A Brief Sketch on Courage

Dr. Rebecca Konyndyk DeYoung, PhD

An Ongoing Series of Sketches from the Contributors of Being Good: Christian Virtues for Everyday Life, co-edited by Michael W. Austin and R. Douglas Geivett (Eerdmans, 2012). More info can be found at www.beinggoodnews.com.

Using the thought of Thomas Aquinas, this chapter on courage explores similarities and differences between heroic or ‘action-adventure’ models of courage and the virtue of courage as exemplified in the person of Jesus Christ.

Courage is the virtue concerned with standing firm against fear for the sake of some good that we love. When faced with danger, we typically react with a “fight” or “flight” response—reactions Aquinas calls “daring” and “fear.” If we lack sufficient daring and give in to fear, we can fall prey to the vice of cowardice. For example, in J.K. Rowling’s Harry Potter books, character Peter Pettigrew is a coward because he betrays his best friends to save his own skin. While it is right and good to value our own lives, the courageous person recognizes that this is neither the greatest nor the only good. Peter’s case shows us that courage is necessary for a flourishing life, even if that life involves risk, difficulty, and self-sacrifice. He stays alive, to be sure, only to live on as a morally deformed person whose relationships of love have been destroyed by fear.

Courage requires training the passions of fear and daring to serve the good. This virtue mobilizes daring to attack what threatens (aggression) and moderates fears that might otherwise prompt us to give way under threat (endurance). Thus it can be expressed in two ways. Courageous aggression is called for when we are strong enough to overcome. Courageous endurance, by contrast, is needed when we stand in a position of weakness: either we cannot overcome the threat with force or our own power, as the aggressive person does, or we cannot escape without betraying the good to which we must remain faithful.  In these cases, endurance is the only means of holding firmly to the good we love. To picture the paradigmatic act of endurance, Aquinas offers us the example of the Christian martyr, whose sacrifice imitates (in part) the courageous sacrifice of Jesus Christ. The martyr endures even the greatest threat (death) for the sake of her greatest love (God).  Thus her love for God must be stronger even than her fear of death. Her courage is grounded in power of love, not her own physical strength or ability to overcome evil. As Augustine says, “Courage is love enduring all things for the sake of the Beloved.”

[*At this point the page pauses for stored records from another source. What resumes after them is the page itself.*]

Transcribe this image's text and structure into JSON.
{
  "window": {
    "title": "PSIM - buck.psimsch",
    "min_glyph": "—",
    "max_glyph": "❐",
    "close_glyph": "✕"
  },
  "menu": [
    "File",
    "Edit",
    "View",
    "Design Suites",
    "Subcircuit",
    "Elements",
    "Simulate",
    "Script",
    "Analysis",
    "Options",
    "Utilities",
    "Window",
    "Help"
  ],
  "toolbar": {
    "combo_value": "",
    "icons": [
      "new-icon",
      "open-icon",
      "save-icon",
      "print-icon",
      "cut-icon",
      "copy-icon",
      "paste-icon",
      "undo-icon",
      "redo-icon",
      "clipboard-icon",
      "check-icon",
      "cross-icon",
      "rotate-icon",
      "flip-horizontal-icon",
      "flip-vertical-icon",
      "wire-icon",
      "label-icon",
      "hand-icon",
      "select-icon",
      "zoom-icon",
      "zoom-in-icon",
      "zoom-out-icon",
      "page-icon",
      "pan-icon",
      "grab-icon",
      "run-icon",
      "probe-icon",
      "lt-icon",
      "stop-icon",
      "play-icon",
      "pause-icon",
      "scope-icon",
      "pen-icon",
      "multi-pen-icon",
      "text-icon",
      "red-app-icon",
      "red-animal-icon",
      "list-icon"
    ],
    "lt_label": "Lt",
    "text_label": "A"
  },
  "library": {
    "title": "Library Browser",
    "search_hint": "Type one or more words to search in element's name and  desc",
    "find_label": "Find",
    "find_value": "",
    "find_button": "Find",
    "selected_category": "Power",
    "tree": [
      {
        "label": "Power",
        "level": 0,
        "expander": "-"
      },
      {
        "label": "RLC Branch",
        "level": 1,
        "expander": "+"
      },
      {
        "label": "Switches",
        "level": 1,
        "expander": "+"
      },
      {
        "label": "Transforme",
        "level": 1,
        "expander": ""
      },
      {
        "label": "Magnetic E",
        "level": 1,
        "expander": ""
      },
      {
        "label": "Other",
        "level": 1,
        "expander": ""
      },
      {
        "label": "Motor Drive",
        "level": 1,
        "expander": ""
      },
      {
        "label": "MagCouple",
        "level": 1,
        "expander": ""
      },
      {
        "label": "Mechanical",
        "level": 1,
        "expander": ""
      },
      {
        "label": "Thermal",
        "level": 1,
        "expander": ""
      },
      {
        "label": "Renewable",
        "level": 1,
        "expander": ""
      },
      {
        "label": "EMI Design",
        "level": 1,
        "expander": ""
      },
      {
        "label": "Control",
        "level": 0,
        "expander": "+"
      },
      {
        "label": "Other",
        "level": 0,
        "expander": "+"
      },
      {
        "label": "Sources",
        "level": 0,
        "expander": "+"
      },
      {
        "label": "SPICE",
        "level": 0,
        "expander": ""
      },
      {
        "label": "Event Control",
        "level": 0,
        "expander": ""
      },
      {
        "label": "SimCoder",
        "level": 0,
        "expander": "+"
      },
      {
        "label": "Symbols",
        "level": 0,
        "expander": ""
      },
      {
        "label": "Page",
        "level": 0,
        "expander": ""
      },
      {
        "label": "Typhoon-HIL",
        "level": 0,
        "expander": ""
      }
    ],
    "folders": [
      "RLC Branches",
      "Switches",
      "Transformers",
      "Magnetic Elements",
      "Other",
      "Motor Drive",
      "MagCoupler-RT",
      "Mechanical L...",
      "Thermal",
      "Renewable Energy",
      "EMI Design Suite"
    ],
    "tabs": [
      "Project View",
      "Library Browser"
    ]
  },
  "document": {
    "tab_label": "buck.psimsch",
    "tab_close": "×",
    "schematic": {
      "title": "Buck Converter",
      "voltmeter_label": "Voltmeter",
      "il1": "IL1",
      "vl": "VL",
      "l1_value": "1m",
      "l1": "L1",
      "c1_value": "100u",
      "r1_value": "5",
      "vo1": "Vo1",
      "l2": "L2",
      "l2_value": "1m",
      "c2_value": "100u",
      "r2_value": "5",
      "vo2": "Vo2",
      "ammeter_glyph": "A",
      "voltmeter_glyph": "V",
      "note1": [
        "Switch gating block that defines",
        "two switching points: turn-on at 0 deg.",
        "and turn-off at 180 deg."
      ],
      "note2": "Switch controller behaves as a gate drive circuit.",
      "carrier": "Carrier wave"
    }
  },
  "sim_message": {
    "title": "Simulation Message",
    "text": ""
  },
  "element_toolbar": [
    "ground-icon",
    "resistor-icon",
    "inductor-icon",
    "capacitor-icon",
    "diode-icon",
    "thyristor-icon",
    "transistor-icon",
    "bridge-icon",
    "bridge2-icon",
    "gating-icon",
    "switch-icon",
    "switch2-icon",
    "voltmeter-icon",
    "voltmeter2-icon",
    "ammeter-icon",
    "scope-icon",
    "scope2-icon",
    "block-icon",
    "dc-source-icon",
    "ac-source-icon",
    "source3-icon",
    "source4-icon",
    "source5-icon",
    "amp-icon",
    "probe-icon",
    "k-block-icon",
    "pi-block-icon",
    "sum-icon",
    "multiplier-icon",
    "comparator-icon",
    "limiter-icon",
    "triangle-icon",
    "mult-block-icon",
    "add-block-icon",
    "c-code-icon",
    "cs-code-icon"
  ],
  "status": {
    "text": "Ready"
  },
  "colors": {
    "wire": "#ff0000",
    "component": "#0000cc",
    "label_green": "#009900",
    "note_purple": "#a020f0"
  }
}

Fictional characters illustrate the different expressions of courage and its opposing vices. The heroes of American action-adventure films typically valorize courageous aggression. The independent and self-sufficient protagonist typically relies on his own strength in order to safeguard what’s good. But the shadow side of this model of courage is a temptation to an idolatrous kind of self-confidence, in which we deny our dependence on God’s power and trust our own power instead, and in which we forget that love is the type of power God wielded in the face of ultimate evil. The United States’ unprecedented military, technological, and economic power, and its cultural value of autonomy make us more vulnerable to this temptation than we might suspect. In the Harry Potter books, heroes like James, Sirius, and Harry himself engage in many noble acts of courageous aggression, while Voldemort illustrates the dark side of human power taken to its furthest extreme. Voldemort loves only himself and his own life; therefore he fears death above all else. His resulting prideful quest is to conquer death and become invulnerable by maximizing his own power—in a word, by becoming God-like.
In the climax of the series, Harry Potter and the Deathly Hallows, Harry and his mother Lily show us a contrary picture of Christlikeness, a picture of courageous love for another whose power is even stronger than the fear of death. In a fictional echo of the cross, Harry pursues the way of self-giving love, not the way of selfishly wielded supernatural power: he puts away his wand (symbolizing his own power) and lays down his life for his friends (John 15: 13). His mother’s love sustains him and his friends surround him—a picture of the communion of the saints. His vulnerability stands in stark contrast with Voldemort’s quest for invulnerability; Harry is a mere teenager, and his mother is an unarmed woman. Their courage is born of their love for others; they stand firm even in death, faithful to that good. As such, they offer us a picture of courage as endurance, and a model of Christian love for God.

Rather than unreflectively endorsing a restricted masculine ideal of human physical strength and ingenuity, or encouraging us toward an idolatrous reliance on human power, the Christian conception of courage reminds us of the power of love, a power made possible, even made perfect, in weakness.

Future issues, inquiries, and projects:

How do the theological virtues of faith, hope, and love transform our understanding and practice of the other moral virtues?

How can we develop of practices and communities of practice that encourage conceptions of distinctively Christian virtues, even when this is counter-cultural?

How is courageous endurance a more inclusive model than heroic aggression, from a feminist perspective? Are there also dangers here: for example, how should morally appropriate cases of self-sacrifice be distinguished from unhealthy and abusive models, especially within church culture?